Baroness Brenda Hale, Former President of the Supreme Court of the United Kingdom, explained the challenges she faced as a women judge. In the United Kingdom, the judges of the higher courts are chosen among people who have working experience in the legal profession as barristers. That is why the appointment of Baroness Hale, an academic lawyer, and law reformer, was an unusual decision. Having an uncommon background, she had to persuade others that she is a qualified judge.
Lady Hale also talked about the working culture of the legal profession. She highlighted the necessity of changing the profession to suit people with caring responsibilities. Brenda Hale criticized the “jacket on the back of the chair” syndrome. It refers to the perspective that requires people to spend a lot of time in the office even if they are not necessarily productive. She pointed out that during the pandemic, people learned how to do a job differently. Hence, Pandemic provided a great opportunity to change the traditional perspective on long working hours.
Baroness Brenda Hale recommended three strategies to diversify the judiciary. Firstly, the judicial appointment system should be merit-based, genuinely open, and transparent. Secondly, women from all walks of legal life should be encouraged to apply for a judicial position, and finally, appointing bodies should recognize merit in all walks of legal life wherever it may be found.
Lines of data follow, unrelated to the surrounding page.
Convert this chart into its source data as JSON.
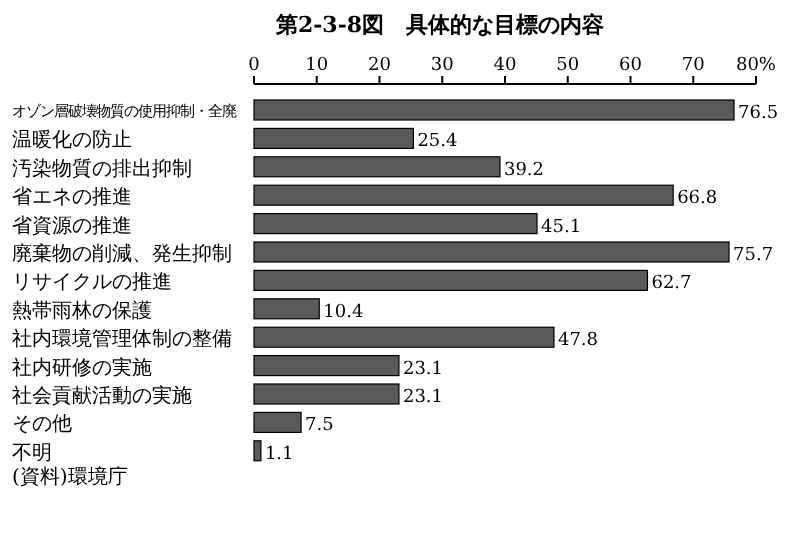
{
  "chart_data": {
    "type": "bar",
    "orientation": "horizontal",
    "title": "第2-3-8図　具体的な目標の内容",
    "categories": [
      "オゾン層破壊物質の使用抑制・全廃",
      "温暖化の防止",
      "汚染物質の排出抑制",
      "省エネの推進",
      "省資源の推進",
      "廃棄物の削減、発生抑制",
      "リサイクルの推進",
      "熱帯雨林の保護",
      "社内環境管理体制の整備",
      "社内研修の実施",
      "社会貢献活動の実施",
      "その他",
      "不明"
    ],
    "values": [
      76.5,
      25.4,
      39.2,
      66.8,
      45.1,
      75.7,
      62.7,
      10.4,
      47.8,
      23.1,
      23.1,
      7.5,
      1.1
    ],
    "color": "#5a5a5a",
    "xlim": [
      0,
      80
    ],
    "xticks": [
      0,
      10,
      20,
      30,
      40,
      50,
      60,
      70,
      {
        "value": 80,
        "label": "80%"
      }
    ],
    "data_labels": true,
    "annotations": [
      "(資料)環境庁"
    ]
  }
}
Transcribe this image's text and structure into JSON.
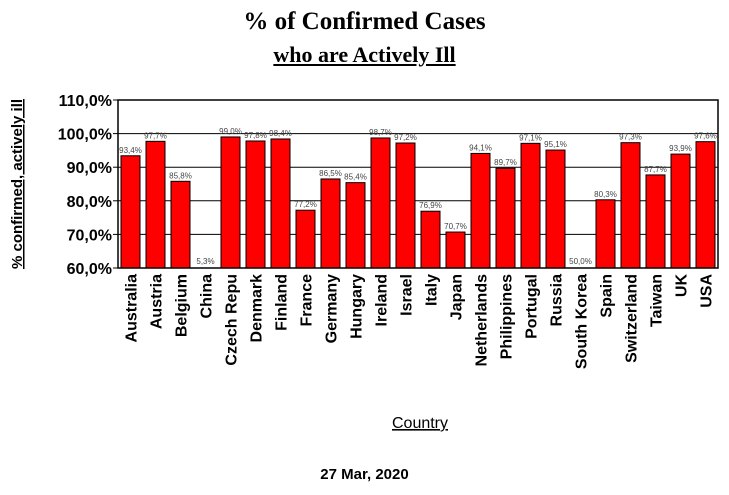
{
  "chart_data": {
    "type": "bar",
    "title": "% of Confirmed Cases",
    "subtitle": "who are Actively Ill",
    "xlabel": "Country",
    "ylabel": "% confirmed, actively ill",
    "ylim": [
      60,
      110
    ],
    "yticks": [
      "60,0%",
      "70,0%",
      "80,0%",
      "90,0%",
      "100,0%",
      "110,0%"
    ],
    "ytick_values": [
      60,
      70,
      80,
      90,
      100,
      110
    ],
    "grid": "horizontal",
    "bar_color": "#ff0000",
    "categories": [
      "Australia",
      "Austria",
      "Belgium",
      "China",
      "Czech Repu",
      "Denmark",
      "Finland",
      "France",
      "Germany",
      "Hungary",
      "Ireland",
      "Israel",
      "Italy",
      "Japan",
      "Netherlands",
      "Philippines",
      "Portugal",
      "Russia",
      "South Korea",
      "Spain",
      "Switzerland",
      "Taiwan",
      "UK",
      "USA"
    ],
    "values": [
      93.4,
      97.7,
      85.8,
      5.3,
      99.0,
      97.8,
      98.4,
      77.2,
      86.5,
      85.4,
      98.7,
      97.2,
      76.9,
      70.7,
      94.1,
      89.7,
      97.1,
      95.1,
      50.0,
      80.3,
      97.3,
      87.7,
      93.9,
      97.6
    ],
    "data_labels": [
      "93,4%",
      "97,7%",
      "85,8%",
      "5,3%",
      "99,0%",
      "97,8%",
      "98,4%",
      "77,2%",
      "86,5%",
      "85,4%",
      "98,7%",
      "97,2%",
      "76,9%",
      "70,7%",
      "94,1%",
      "89,7%",
      "97,1%",
      "95,1%",
      "50,0%",
      "80,3%",
      "97,3%",
      "87,7%",
      "93,9%",
      "97,6%"
    ]
  },
  "footer": {
    "date": "27 Mar, 2020"
  }
}
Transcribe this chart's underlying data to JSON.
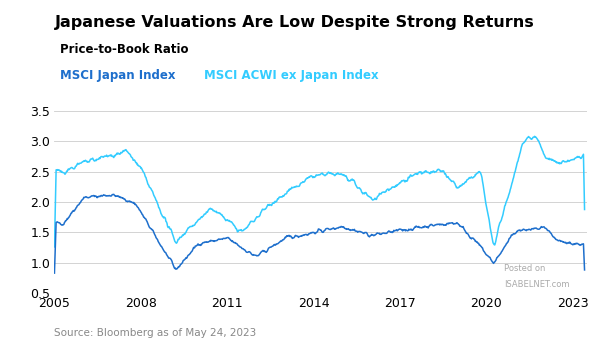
{
  "title": "Japanese Valuations Are Low Despite Strong Returns",
  "subtitle": "Price-to-Book Ratio",
  "legend": [
    "MSCI Japan Index",
    "MSCI ACWI ex Japan Index"
  ],
  "legend_colors": [
    "#1E6FCC",
    "#33CCFF"
  ],
  "source": "Source: Bloomberg as of May 24, 2023",
  "watermark_line1": "Posted on",
  "watermark_line2": "ISABELNET.com",
  "xlim": [
    2005.0,
    2023.5
  ],
  "ylim": [
    0.5,
    3.75
  ],
  "yticks": [
    0.5,
    1.0,
    1.5,
    2.0,
    2.5,
    3.0,
    3.5
  ],
  "xticks": [
    2005,
    2008,
    2011,
    2014,
    2017,
    2020,
    2023
  ],
  "background_color": "#ffffff",
  "grid_color": "#cccccc",
  "japan_color": "#1E6FCC",
  "acwi_color": "#33CCFF"
}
She stressed that “the best advocates do not necessarily make the best judges.”
Regarding access to justice and providing legal aid for people, she touched upon two important issues. Firstly she pointed out the importance of free legal aid services. People need someone to familiarize them with their rights, the solutions to their legal problems, and talk to someone who can solve the problem for them.
Secondly, she discussed the necessity of user-friendly legal processes. She suggested designing a portal where users could log in, submit their claims, be told what information to provide, and be guided through the process. This portal can prevent the endless procedural defects that inevitably occur when people are acting by themselves.
The IAWJ biennial conference was a great opportunity to discuss issues that are of key concern. Baroness Brenda Hale provided novel insights into the challenges of female judges, the legal profession working culture, methods to ensure access to justice, and strategies to diversify the judiciary. This conference was a fruitful ground to share multiple perspectives about mutual problems in different jurisdictions and fashion new solutions to resolve them.